Deniz çayırlarının ölü yapraklarının bile ekosistemde bir yeri olduğunu belirten Taşkın, konuşmasını şöyle sürdürdü:
"Özellikle sonbaharda, karasal ortamdaki yaprak döken ağaçlar nasıl yapraklarını döküyorsa deniz çayırlarının bir kısmı da yine yapraklarını döküyor ve bu yapraklar kıyıya doğru taşınıyor. Yapraklar deniz içerisinde yeşil görünürken güneşten ve zaman içerisinde klorofillerini kaybetmesinden dolayı kahverengimsi renk tonlarına dönüşüyor ve kıyıda banklar oluşturuyor. Kışın artan dalga, rüzgar ve akıntılardan dolayı kıyı yapısının bozulmasını bu banklar engeller. Aynı zamanda birçok omurgasız canlı türü de bu ölü yapraklar arasında yaşam imkanı sağlar. Bu nedenle canlı olanları nasıl faydalıysa ölmüş yaprakları da kıyısal alanı koruma ve buradaki canlıların yaşam alanlarına bir habitat oluşturma açısından önemli. Aslında bunları hiçbir şekilde kıyıdan toplamamak gerekiyor."
- "Karasal ortamda ormanlık alanlar ne ise denizel ortamda da deniz çayırları odur"
Deniz çayırlarını korumak için evsel ve endüstriyel faaliyetler ile tarım ve hayvancılığın kontrollü bir şekilde yapılması ve bu faaliyetler sonucunda oluşan kirliliğin denizlere verilmemesi gerektiğinin altını çizen Taşkın, "Balıkçılık faaliyetlerinin 40-45 metre derinliğin altına çekilmesi, ekolojik çapa faaliyetlerinin yapılması gerekiyor. Günübirlik yatlar ya da çok zamanlı yatlar için yapılan liman marinalarının bu çayırların üzerine inşa edilmemesi, kıyı düzenlemesi ve yapılaşmasının dikkatli bir şekilde yapılması önem taşıyor." sözlerini sarf etti.
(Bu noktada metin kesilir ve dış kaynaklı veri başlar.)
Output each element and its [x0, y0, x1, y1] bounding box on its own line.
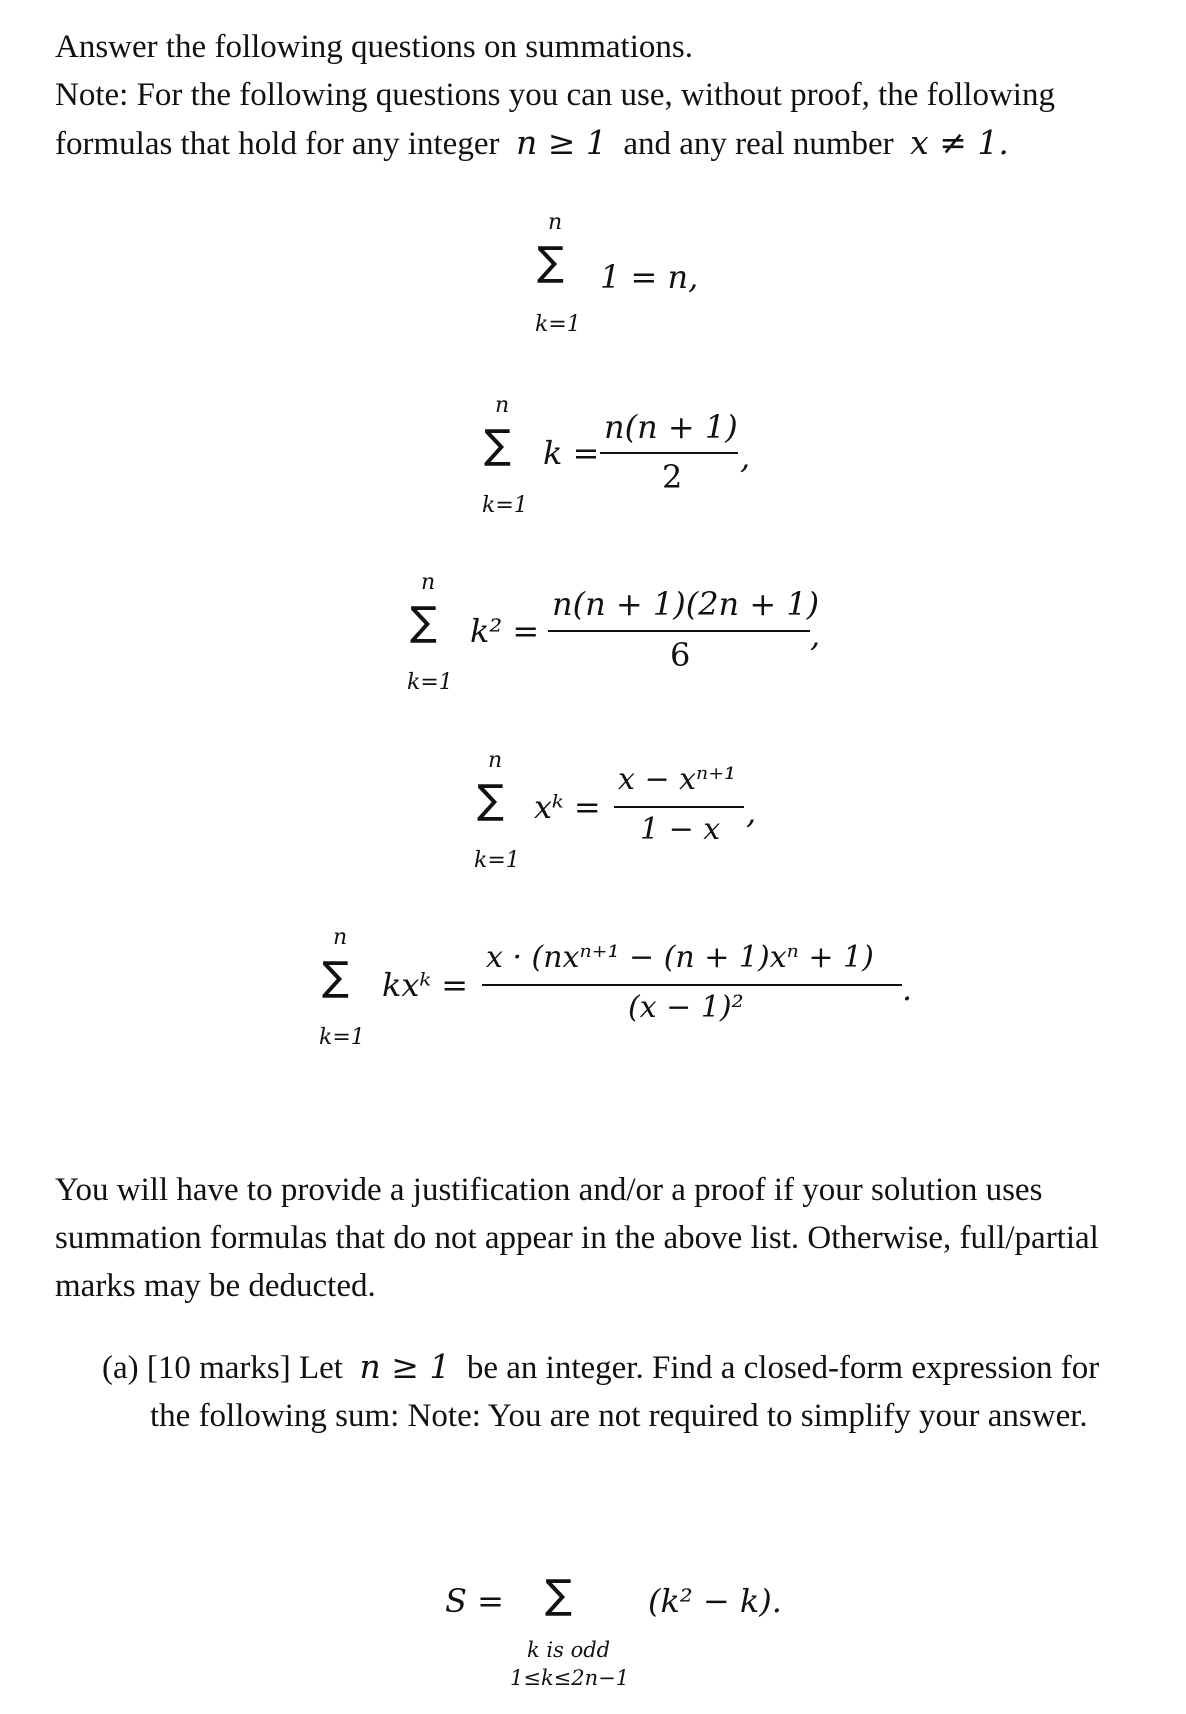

Deniz çayırları ne kadar çok alan kaplarsa balık popülasyonlarında da o kadar artış olacağı tespitini paylaşan Taşkın, sözlerini, "Karasal ortamda ormanlık alanlar ne ise denizel ortamda da deniz çayırları odur. Karasal ortamın ormanları denizel ortamın ormanlarıyla aynı işlevi gösterir." diyerek tamamladı.